WordPress embeds metadata inside HTML comments in a posts table. Your
content is tied to its DOM representation. Want to render it in a mobile
app? Good luck parsing that HTML.
EmDash uses Portable Text — structured JSON. Your content is decoupled
from presentation. One source of truth renders as a web page, a mobile app,
an email, or an API response. This is huge for AI pipelines too — LLMs
consume structured JSON dramatically better than HTML soup.
It's AI-Native By Design
EmDash isn't just AI-compatible. It's AI-native:
- Built-in MCP server on every instance — your AI tools can talk to your CMS directly
- EmDash CLI — agents can manage content, schemas, and media programmatically
- Agent Skills — contextual docs that let coding agents understand and extend your EmDash site without handholding
For those of us building AI-native workflows, this is the first CMS that
actually meets us where we are. Forget writing migration scripts by hand —
point an agent at it.
The Honest Caveats
I'd be doing you dirty if I didn't flag what's missing:
🔴 No plugin ecosystem yet. Zero. EmDash is v0.1.0. The security model
is brilliant, but it only matters when there are plugins to install.
🔴 The killer sandbox feature requires Cloudflare. When self-hosting on
Node.js, you don't get sandboxed plugins. The security model that justifies
EmDash's existence is Cloudflare-specific right now.
🔴 Two months of development ≠ two months of battle-testing.

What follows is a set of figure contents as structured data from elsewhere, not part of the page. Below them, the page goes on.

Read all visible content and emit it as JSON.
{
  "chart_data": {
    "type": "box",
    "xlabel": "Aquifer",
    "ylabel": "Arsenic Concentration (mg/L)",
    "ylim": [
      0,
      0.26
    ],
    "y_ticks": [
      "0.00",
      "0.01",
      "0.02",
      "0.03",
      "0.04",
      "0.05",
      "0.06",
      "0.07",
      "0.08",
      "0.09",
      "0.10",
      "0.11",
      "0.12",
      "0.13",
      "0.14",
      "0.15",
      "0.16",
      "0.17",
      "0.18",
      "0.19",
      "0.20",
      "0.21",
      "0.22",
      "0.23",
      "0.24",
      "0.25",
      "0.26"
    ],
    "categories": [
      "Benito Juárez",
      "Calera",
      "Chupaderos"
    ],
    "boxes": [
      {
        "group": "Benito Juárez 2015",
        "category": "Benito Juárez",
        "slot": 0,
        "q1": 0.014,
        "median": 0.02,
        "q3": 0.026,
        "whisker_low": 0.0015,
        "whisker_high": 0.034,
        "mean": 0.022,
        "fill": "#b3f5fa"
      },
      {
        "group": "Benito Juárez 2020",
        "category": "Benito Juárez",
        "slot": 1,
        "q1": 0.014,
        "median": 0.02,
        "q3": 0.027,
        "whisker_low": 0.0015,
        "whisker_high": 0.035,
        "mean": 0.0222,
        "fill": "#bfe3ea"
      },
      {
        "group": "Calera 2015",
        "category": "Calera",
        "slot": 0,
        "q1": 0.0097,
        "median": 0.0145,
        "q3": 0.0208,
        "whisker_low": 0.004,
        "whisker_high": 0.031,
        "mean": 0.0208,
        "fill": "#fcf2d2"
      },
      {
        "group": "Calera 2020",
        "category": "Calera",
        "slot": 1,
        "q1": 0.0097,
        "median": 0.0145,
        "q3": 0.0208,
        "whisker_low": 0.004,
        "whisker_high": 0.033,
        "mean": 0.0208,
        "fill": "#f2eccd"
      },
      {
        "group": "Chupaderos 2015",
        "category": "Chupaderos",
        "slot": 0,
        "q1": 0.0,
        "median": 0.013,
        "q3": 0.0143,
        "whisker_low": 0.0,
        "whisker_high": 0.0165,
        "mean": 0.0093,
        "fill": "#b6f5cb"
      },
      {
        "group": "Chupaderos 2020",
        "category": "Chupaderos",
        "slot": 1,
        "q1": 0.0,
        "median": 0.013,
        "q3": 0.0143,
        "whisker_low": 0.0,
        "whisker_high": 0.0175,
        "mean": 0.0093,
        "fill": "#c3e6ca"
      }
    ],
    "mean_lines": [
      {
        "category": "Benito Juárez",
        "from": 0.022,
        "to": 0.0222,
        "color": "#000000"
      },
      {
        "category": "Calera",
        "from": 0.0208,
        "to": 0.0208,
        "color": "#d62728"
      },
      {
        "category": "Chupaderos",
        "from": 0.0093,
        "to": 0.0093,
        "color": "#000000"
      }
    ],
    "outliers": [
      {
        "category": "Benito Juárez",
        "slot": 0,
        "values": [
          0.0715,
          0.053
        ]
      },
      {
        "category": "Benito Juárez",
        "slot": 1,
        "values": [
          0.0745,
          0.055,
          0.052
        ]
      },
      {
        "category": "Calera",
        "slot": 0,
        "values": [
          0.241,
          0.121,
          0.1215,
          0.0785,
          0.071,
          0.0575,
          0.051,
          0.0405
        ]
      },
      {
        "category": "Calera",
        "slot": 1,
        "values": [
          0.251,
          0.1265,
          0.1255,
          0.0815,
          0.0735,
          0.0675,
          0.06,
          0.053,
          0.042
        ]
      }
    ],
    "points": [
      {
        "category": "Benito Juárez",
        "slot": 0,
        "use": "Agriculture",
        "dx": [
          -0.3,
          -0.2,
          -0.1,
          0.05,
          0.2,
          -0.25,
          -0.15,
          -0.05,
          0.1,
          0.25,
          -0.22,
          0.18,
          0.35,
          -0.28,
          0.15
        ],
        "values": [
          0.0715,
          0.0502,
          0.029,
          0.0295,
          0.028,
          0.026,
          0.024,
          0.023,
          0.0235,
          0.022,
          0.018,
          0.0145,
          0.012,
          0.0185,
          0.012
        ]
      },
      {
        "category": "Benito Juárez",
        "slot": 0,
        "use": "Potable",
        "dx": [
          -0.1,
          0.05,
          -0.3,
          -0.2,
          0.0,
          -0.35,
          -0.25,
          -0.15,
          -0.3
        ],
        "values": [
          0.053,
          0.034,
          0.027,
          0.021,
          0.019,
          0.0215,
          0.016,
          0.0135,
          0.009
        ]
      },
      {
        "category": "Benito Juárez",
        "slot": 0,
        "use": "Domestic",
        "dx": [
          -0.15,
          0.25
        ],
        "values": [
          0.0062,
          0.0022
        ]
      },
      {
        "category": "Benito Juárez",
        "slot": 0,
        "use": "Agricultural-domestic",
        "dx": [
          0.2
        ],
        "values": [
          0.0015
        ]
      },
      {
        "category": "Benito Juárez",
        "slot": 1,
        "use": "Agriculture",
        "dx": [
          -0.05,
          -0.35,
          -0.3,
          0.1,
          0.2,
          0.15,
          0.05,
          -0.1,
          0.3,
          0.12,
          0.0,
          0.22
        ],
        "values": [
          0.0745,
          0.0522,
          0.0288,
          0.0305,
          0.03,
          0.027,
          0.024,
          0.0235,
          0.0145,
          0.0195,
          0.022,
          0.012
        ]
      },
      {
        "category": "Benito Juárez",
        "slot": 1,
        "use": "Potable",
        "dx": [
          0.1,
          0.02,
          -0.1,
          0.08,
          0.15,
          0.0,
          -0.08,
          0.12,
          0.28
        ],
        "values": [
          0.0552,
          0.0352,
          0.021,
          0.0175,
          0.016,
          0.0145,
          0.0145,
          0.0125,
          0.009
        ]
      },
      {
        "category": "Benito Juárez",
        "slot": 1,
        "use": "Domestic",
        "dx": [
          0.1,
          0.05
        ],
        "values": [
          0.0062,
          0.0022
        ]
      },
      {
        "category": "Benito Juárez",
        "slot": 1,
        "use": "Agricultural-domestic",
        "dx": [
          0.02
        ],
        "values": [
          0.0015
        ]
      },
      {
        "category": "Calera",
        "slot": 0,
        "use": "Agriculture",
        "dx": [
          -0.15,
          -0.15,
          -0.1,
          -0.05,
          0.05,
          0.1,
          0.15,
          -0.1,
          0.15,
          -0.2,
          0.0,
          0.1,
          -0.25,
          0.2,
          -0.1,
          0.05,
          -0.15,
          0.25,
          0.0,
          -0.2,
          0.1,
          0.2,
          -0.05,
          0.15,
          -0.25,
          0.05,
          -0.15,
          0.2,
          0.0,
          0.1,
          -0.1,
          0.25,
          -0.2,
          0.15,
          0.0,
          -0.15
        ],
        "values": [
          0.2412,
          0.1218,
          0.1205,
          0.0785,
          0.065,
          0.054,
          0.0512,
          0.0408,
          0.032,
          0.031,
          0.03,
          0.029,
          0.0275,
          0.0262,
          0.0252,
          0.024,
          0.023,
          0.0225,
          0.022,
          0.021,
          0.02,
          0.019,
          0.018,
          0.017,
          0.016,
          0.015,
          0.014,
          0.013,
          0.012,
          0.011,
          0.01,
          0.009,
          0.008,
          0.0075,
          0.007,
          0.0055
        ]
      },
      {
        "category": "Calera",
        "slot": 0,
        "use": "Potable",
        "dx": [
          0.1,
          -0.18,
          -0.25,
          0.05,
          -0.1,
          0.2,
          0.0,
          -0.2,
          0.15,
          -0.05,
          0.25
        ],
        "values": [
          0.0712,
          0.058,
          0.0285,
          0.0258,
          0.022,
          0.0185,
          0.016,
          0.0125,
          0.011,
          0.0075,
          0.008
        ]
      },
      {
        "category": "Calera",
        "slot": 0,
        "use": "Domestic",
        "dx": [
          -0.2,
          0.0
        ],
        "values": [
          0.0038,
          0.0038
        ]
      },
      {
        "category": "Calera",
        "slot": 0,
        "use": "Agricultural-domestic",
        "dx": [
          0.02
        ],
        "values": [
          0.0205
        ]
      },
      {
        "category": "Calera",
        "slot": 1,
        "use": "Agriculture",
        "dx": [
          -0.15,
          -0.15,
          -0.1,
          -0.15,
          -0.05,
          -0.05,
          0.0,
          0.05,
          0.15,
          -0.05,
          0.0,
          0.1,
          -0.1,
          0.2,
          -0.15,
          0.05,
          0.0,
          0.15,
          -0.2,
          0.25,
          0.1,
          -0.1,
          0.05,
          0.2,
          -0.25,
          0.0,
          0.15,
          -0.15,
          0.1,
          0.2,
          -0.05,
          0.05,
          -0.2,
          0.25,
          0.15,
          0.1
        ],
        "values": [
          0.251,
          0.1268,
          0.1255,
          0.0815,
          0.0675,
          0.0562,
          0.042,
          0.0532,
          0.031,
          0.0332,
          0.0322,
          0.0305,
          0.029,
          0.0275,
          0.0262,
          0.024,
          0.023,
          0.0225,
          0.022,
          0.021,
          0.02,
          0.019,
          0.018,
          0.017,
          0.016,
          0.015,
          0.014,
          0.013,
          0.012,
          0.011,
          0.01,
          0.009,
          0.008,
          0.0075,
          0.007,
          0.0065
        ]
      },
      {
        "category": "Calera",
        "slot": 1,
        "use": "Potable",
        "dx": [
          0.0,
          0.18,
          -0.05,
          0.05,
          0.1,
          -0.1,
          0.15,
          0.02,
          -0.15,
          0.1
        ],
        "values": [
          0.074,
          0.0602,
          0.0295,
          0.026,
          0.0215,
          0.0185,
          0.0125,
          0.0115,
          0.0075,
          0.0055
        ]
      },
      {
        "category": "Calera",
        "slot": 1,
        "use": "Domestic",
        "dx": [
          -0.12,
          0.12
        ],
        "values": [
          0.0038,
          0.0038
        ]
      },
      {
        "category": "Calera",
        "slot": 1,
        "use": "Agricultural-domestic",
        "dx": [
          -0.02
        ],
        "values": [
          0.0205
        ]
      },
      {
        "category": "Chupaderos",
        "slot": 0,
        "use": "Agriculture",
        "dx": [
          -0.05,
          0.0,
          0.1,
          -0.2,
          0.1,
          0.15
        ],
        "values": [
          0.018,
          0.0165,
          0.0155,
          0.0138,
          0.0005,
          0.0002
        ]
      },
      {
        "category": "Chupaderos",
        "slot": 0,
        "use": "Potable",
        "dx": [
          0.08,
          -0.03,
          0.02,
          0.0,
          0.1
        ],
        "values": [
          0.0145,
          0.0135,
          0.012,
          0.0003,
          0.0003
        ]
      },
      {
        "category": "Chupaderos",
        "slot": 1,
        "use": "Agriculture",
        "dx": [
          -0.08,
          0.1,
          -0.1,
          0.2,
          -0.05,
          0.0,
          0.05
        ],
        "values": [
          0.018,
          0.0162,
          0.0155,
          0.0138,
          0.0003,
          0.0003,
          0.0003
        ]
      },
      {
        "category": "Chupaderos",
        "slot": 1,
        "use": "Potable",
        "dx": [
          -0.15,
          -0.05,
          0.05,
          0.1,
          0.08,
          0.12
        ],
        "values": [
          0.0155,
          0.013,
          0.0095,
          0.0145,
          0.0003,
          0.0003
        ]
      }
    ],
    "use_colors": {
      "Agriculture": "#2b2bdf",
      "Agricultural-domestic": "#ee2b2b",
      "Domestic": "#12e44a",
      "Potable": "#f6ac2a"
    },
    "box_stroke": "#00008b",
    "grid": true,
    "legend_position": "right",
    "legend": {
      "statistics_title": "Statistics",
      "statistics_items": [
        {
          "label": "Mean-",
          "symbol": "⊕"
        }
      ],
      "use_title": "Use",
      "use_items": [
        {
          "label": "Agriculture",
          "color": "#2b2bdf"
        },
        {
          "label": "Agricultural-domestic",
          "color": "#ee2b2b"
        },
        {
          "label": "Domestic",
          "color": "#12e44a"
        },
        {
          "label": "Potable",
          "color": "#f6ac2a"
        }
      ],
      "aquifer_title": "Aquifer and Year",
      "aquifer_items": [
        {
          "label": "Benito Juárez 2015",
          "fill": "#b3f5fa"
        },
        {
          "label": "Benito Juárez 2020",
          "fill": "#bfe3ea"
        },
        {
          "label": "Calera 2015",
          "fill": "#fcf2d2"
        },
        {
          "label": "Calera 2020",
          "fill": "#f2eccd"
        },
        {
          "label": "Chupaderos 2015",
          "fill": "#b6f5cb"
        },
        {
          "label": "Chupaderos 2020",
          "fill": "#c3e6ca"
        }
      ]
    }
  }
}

This was
built with AI agents at speed. Impressive? Yes. Production-ready for your
client's e-commerce site? Not yet.
🔴 WordPress ecosystem won't port over. PHP plugins, PHP themes — none
of that comes with you. Content migrates. Everything else starts from zero.
Should You Care Right Now?
If you're a WordPress developer: Yes. Not to abandon WordPress tomorrow,
but to understand what the next decade looks like. The PHP era of CMS
development has a credible TypeScript-native successor for the first time.
If you're an AI-native developer: Get in early. The MCP integration,
the structured content model, the agent skills — this is built for you.
Be among the first to build plugins and themes.
If you're running production WordPress sites: Watch closely. Migrate
nothing yet.
Try It Now
npm create emdash@latest
Or try the admin playground without installing anything:
👉 EmDash Playground
The repo is open source on GitHub: emdash-cms/emdash
EmDash won't replace WordPress tomorrow. But it's the first serious
architectural rethink of CMS infrastructure in a generation — and it
dropped two days ago.
Get familiar with it now, while the ecosystem is still being written.
The pioneers get to shape what comes next.